A clue as to the league’s composition came on 23 April when the fourteen licences were granted, in typical IFA fashion after the initial stadium criteria needed to secure them had been dropped. Three current Irish Premier League teams failed to gain a licence – these teams were Larne, Limavady and Armagh. Alongside Institute these three teams finished outside the top 12 this season, although the IFA maintain that the criteria for granting a licence are financial, coaching and stadium based (although this requirement was waived this year), and not determined by achievement on the field or geographical location. The top 12 IPL teams gained licences, as did Institute and First Division Bangor.
It has not yet been determined whether the final twelve teams will be invited by reference to their final positions in this season’s league table (which would be a relatively simple and logical solution) or whether different criteria will be applied to differentiate between them. Donegal Celtic reached the Premier League in 2005-2006 after Omagh Town went out of business and were heralded in some quarters as successors to the famous old club Belfast Celtic, which dissolved in 1949. The erroneous idea that Celtic are ‘good for the Irish League’ seemed to secure them a licence despite their lack of infrastructure. A similar misapprehension exists that the league ‘needs’ a team from Northern Ireland’s second city. It will be interesting to see whether Institute are crow-barred into the league in order to satisfy the idea that the league must have a team from Derry.
To add to the confusion, a team which the league does actually ‘need’ have put their inclusion in doubt by submitting a late application to be part of the new league. In the recent past, Portadown have a record on the pitch only eclipsed by Belfast’s Big Two of Glentoran and Linfield. In relative terms they have a large support and in addition are currently extensively refurbishing their ground. Now it seems that participation in senior football next year is by no means assured. Portadown are citing traffic delays as the reason for late submission and a decision is likely to be made today.
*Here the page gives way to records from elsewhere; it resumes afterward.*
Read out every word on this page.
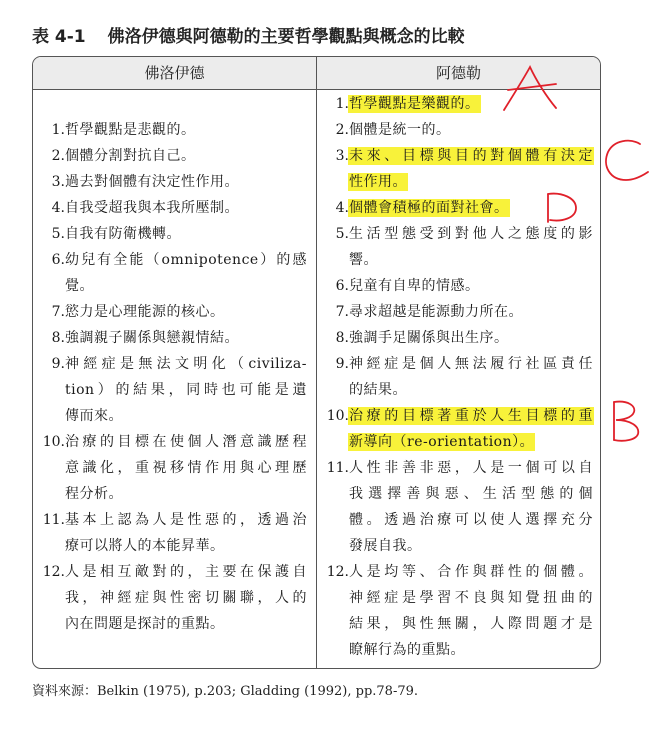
表 4-1 佛洛伊德與阿德勒的主要哲學觀點與概念的比較
佛洛伊德	阿德勒
1. 哲學觀點是悲觀的。
2. 個體分割對抗自己。
3. 過去對個體有決定性作用。
4. 自我受超我與本我所壓制。
5. 自我有防衛機轉。
6. 幼兒有全能（omnipotence）的感
覺。
7. 慾力是心理能源的核心。
8. 強調親子關係與戀親情結。
9. 神經症是無法文明化（civiliza-
tion）的結果，同時也可能是遺
傳而來。
10. 治療的目標在使個人潛意識歷程
意識化，重視移情作用與心理歷
程分析。
11. 基本上認為人是性惡的，透過治
療可以將人的本能昇華。
12. 人是相互敵對的，主要在保護自
我，神經症與性密切關聯，人的
內在問題是探討的重點。
1. 哲學觀點是樂觀的。
2. 個體是統一的。
3. 未來、目標與目的對個體有決定
性作用。
4. 個體會積極的面對社會。
5. 生活型態受到對他人之態度的影
響。
6. 兒童有自卑的情感。
7. 尋求超越是能源動力所在。
8. 強調手足關係與出生序。
9. 神經症是個人無法履行社區責任
的結果。
10. 治療的目標著重於人生目標的重
新導向（re-orientation）。
11. 人性非善非惡，人是一個可以自
我選擇善與惡、生活型態的個
體。透過治療可以使人選擇充分
發展自我。
12. 人是均等、合作與群性的個體。
神經症是學習不良與知覺扭曲的
結果，與性無關，人際問題才是
瞭解行為的重點。
資料來源：Belkin (1975), p.203; Gladding (1992), pp.78-79.
C
D
B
Other uncertainties hang over the new set up. It remains undecided whether automatic promotion and relegation will operate from the revamped second tier. This may well be dependent on the successful club(s) holding a licence. Will these licences be achievable? Will ground criteria be applied despite the IFA’s history of waiving such criteria? There are UEFA edicts demanding promotion and relegation as part of a league set-up if that league is to proffer qualification to European competition. How will the new league be formatted? It is suggested that 22 games would be too little if teams were to compete only home and away. Likewise, with Setanta commitments, 44 games would more than likely be too many. Splitting the league into two for the concluding months of the season has been suggested, but this system is unwieldy and yields a great many matches of little significance.
Already the invitational league has diminished local football by contriving to deny Larne a licence whilst DC and Institute have gained theirs. I don’t trust the IFA to implement their plans in a logical fashion or to instigate a system which is beneficial to all the league's clubs. Jack Grundie, a Linfield Trustee, has predictably been appointed chairman of the league and whatever format the IFA choose will doubtless follow the template his club favour.
Update: It looks like Portadown will not be in the new league after all. It will kick off without one of Northern Ireland's leading clubs. The Ports will appeal the decision.